14 The error is at para [15] of my earlier judgment of 10 December 2002 where the following is said:
"Brownie AJA then re-states (page 2 of the shorter judgment) that 'I was sitting as a member of the Court of Appeal constituted pursuant to s46B(1)(a) and I gave a decision' being, it can be taken, a decision denying leave to appeal . That led to his further determination that there was at that point no further appeal against that decision by a differently constituted appeal bench, and in particular one constituted pursuant to s46(4), being ordinarily a bench of three Appeal judges. He thus concluded that the applicant's notice of motion of 12 June 2002 should, pursuant to Pt 13 r5, be dismissed as 'technically' an 'abuse of process'." [Emphasis added by me and not in the original judgment.]

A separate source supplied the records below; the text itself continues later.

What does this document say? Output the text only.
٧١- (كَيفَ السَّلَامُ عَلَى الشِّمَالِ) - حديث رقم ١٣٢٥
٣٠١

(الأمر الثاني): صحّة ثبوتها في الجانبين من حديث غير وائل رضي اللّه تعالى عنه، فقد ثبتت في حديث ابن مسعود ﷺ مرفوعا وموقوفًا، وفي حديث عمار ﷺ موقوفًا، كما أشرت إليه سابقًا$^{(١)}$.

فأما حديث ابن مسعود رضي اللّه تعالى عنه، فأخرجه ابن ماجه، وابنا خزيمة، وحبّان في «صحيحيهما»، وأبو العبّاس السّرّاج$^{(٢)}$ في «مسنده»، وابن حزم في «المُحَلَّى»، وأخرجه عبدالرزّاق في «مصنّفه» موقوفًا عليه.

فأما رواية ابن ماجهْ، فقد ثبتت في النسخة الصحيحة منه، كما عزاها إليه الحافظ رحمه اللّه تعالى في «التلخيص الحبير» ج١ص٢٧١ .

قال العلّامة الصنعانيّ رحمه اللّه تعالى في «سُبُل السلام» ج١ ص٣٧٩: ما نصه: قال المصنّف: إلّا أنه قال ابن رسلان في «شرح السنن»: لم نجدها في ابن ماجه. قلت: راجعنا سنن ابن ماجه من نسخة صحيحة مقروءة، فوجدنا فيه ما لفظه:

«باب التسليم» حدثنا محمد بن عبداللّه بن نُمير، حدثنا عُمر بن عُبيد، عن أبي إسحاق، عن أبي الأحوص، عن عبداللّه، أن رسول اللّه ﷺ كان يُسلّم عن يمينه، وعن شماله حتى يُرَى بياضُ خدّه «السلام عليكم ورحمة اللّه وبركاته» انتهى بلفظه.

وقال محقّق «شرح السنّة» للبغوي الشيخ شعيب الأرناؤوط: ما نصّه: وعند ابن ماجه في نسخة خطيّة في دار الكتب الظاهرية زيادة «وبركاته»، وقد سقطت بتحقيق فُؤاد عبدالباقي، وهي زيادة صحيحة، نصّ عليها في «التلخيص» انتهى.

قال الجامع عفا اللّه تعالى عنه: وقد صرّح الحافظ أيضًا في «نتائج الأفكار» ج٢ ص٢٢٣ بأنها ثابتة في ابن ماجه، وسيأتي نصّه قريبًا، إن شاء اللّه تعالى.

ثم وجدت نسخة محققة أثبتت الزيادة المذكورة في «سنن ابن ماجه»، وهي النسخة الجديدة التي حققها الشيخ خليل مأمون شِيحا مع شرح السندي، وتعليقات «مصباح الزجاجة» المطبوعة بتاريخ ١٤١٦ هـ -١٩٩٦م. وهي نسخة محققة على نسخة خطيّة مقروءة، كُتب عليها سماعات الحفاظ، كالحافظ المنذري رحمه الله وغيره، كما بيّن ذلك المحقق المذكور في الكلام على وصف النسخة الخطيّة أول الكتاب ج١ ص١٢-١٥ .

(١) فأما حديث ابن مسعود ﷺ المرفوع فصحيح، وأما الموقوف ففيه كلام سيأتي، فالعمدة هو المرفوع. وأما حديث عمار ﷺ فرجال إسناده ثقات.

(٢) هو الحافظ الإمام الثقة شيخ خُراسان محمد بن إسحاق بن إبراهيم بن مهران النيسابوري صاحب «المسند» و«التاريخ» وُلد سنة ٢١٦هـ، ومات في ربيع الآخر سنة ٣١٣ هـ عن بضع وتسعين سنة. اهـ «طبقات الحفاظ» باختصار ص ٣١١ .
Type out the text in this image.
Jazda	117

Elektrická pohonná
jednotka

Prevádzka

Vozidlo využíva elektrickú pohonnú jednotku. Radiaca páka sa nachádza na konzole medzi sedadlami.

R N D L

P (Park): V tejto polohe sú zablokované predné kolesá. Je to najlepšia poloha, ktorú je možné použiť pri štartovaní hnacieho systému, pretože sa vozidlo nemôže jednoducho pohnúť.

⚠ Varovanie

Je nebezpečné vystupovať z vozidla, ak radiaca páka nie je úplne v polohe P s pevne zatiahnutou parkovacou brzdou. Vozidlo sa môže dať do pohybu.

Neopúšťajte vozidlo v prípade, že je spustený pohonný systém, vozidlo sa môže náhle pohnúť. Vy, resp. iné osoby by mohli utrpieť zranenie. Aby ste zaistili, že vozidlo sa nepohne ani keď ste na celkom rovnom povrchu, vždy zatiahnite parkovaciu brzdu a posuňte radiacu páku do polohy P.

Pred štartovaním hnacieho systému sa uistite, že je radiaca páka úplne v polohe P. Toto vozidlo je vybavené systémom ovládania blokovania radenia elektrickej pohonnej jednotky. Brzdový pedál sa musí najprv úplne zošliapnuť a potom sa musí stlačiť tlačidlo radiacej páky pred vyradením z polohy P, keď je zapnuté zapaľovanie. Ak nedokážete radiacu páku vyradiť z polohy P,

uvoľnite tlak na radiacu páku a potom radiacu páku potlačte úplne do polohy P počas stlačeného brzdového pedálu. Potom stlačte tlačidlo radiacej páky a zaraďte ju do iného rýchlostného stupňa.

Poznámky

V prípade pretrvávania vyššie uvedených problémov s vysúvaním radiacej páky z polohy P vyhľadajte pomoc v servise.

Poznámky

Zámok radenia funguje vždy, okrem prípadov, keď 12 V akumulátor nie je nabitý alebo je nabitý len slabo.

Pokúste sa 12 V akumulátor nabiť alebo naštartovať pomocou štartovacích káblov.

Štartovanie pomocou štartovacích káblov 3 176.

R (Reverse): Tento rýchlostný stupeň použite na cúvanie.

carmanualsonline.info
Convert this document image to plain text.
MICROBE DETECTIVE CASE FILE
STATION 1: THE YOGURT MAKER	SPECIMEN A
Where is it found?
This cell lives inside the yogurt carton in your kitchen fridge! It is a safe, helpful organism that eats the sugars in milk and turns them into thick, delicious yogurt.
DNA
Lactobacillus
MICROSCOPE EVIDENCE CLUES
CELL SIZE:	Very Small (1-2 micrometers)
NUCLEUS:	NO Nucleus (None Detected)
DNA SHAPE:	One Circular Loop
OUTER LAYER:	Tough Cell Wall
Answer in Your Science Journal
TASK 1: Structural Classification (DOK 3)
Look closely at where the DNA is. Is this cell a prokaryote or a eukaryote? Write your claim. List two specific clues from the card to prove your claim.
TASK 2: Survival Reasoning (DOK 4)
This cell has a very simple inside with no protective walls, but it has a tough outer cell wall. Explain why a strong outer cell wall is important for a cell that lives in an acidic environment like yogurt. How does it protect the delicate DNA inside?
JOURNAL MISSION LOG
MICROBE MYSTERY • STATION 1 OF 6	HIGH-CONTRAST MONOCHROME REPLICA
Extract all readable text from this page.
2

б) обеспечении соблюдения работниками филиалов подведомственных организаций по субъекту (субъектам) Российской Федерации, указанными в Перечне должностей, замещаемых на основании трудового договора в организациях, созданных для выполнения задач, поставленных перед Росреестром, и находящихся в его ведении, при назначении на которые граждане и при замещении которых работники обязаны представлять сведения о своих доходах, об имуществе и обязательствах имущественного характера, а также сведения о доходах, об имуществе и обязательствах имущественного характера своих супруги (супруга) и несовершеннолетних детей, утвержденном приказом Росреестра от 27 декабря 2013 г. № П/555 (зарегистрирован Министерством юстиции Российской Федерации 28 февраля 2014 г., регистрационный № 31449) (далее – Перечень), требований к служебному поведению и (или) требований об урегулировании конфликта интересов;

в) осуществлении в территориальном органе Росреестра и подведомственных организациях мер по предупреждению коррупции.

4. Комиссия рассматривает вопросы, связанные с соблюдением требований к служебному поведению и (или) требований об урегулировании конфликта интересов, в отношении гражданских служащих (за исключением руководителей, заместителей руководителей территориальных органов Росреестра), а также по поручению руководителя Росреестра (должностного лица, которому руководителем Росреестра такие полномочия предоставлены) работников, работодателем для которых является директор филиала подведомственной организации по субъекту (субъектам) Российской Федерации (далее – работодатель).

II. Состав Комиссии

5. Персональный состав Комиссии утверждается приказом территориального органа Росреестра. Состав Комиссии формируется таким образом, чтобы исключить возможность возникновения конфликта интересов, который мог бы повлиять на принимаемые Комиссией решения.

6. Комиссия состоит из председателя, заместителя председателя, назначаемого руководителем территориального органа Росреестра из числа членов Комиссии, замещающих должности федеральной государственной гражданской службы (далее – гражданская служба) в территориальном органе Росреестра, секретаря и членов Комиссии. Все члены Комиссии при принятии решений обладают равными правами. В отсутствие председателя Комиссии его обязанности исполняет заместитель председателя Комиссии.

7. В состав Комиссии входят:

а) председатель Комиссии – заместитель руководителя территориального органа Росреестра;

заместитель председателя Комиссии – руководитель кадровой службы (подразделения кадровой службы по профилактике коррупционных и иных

15 The error lies in the reference to Brownie AJA being taken as having made a decision denying leave to appeal, when he had not done so. That error is made only once. Elsewhere in the judgment the position is stated correctly.
16 Thus at [56] of the judgment of 10 December 2002 it is said that "the original summons for leave to appeal from the decision of Ireland AJ should be determined without further delay or interruption from satellite litigation …". That passage clearly pre-supposes that the decision concerning leave to appeal from the decision of Ireland AJ had yet to be determined. The judgment of 10 December 2002 so proceeded. The error thus had no significance.
17 The judgment of 10 December 2002 (at [28]) referred to the "determination by Brownie AJA not to disqualify himself and the associated determination not to admit evidence sought to be proffered in relation to that disqualification". It did not elaborate that Brownie AJA was reserved on an application made 19 November 2001 for him to recuse himself. This was however a renewed application by Ms Wentworth after Brownie AJA had earlier declined to disqualify himself on 7 November 2001.
18 Since my judgment of 10 December 2002 was handed down, Brownie AJA gave judgment on that application on 26 February 2003. Paragraphs [10] and [18] record the earlier occasions where he declined applications by Ms Wentworth that he disqualify himself. At [28] he declined again to disqualify himself in relation to the renewed application that he do so, having earlier given reasons for so concluding.
19 I conclude that the result is that the judgment of 10 December 2002 does not proceed on any misapprehension of law or fact, insofar as this identified error is concerned. I am not conscious of any other error upon which the judgment proceeds, as would justify its withdrawal or amendment.